Two non premier crus next. First this Bourgogne rouge 2005 from Dugat-Py. This claimed to be only 12.5%. It had lovely legs, an intense colour and a somewhat brooding nose. It was powerful, structured and intense, with sour cherries and an umami quality - I wondered if it was leather or coffee. Absolutely not the light, pretty style of bourgogne rouge. We did wonder if it was actually ready, but then that's 2005 for you. It certainly felt like it was playing above its level and blind we would have thought it was a village wine or even a premier cru.
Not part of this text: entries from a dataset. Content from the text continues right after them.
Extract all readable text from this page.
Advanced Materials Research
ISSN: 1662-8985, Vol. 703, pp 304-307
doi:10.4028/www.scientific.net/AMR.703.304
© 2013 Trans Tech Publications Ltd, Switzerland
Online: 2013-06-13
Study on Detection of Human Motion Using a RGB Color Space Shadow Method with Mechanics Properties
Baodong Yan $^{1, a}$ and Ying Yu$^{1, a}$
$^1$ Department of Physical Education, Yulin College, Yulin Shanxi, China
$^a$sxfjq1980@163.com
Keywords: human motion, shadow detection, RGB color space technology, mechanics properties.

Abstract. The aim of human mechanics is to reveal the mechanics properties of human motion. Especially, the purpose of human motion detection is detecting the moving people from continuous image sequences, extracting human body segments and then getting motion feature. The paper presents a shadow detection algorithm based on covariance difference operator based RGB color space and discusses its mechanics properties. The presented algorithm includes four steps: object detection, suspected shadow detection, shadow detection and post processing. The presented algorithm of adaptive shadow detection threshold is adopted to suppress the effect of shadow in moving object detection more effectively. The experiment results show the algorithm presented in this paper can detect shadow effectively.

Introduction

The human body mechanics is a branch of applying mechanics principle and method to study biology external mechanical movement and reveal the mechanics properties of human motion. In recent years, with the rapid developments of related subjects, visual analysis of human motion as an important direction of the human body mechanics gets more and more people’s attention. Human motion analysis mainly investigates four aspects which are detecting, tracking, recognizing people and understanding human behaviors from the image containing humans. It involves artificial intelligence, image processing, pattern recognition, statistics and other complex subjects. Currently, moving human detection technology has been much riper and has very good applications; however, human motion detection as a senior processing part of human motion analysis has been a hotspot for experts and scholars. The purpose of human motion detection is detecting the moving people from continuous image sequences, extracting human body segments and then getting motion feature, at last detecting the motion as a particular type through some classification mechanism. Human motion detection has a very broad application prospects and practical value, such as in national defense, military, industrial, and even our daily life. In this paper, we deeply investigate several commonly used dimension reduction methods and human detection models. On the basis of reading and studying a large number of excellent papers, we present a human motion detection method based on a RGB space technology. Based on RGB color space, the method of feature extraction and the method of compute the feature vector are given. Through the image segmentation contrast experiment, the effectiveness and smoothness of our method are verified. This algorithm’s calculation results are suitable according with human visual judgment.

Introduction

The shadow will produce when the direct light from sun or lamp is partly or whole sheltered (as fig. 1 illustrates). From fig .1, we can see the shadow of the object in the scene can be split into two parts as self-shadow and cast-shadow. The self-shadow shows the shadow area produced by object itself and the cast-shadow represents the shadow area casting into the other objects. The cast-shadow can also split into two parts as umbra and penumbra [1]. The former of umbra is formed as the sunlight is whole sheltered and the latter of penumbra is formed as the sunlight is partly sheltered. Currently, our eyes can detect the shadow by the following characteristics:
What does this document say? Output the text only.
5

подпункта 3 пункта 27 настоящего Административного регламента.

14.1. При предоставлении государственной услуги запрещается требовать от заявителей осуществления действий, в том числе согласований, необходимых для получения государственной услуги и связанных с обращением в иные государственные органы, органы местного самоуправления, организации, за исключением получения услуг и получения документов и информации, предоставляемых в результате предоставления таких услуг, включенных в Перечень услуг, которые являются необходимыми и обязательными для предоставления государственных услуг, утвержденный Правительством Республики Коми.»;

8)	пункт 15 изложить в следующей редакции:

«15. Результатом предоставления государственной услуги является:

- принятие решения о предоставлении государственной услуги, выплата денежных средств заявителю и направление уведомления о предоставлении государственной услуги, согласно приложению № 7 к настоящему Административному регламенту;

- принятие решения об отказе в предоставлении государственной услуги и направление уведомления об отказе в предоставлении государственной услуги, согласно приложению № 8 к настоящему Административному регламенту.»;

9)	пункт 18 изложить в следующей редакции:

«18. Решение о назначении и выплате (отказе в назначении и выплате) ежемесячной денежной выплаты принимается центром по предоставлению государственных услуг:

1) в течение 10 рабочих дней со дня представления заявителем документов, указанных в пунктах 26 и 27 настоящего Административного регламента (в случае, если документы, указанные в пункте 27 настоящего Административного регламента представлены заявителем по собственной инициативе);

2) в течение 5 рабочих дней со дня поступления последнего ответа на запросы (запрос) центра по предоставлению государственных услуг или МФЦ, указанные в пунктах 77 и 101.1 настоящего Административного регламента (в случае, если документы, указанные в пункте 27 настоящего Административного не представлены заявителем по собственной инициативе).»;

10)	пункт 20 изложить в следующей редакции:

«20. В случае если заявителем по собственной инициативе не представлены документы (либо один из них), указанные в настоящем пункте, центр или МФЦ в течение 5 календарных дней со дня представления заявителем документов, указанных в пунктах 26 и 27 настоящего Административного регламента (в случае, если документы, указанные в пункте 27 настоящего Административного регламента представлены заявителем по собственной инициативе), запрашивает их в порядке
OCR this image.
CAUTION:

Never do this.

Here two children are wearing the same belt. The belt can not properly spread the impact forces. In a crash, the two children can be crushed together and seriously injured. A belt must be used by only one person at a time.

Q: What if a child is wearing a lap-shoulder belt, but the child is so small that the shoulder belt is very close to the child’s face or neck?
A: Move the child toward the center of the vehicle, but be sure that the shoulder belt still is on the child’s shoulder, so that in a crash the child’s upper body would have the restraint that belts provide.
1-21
Staying with 2005, I'm delighted to report that my village Vosne-Romanee from Jacques Cacheux, bought back in the day, has finally come round! This was big, rich and blackcurranty, and not very typical Vosne, in fact it reminded us of Gevrey. It was muscular but had the fruit to support it now, and was decent mature Burgundy. I still have two or three bottles to look forward to, hurrah!

For some reason I failed to take a pic of the last one, a Nuits-St-Georges 1er cru les Boudots 2010 from Louis Jadot, Domaine Gagey. It was very Cote de Nuits on the nose, with chocolate, blackberries and black cherries, but less sweet on the palate with great structure and mouthwatering acidity. It had fine-grained tannins, with that slightly powdery quality that reminds me of cocoa, and an enjoyable slightly tart note. It was a great combination with venison fillet and went down surprisingly easily, but G  thought it might not be attractive in a minor vintage. It still seemed fairly young. We gave it a low 9 and wondered if it might make a 10 in ten years time.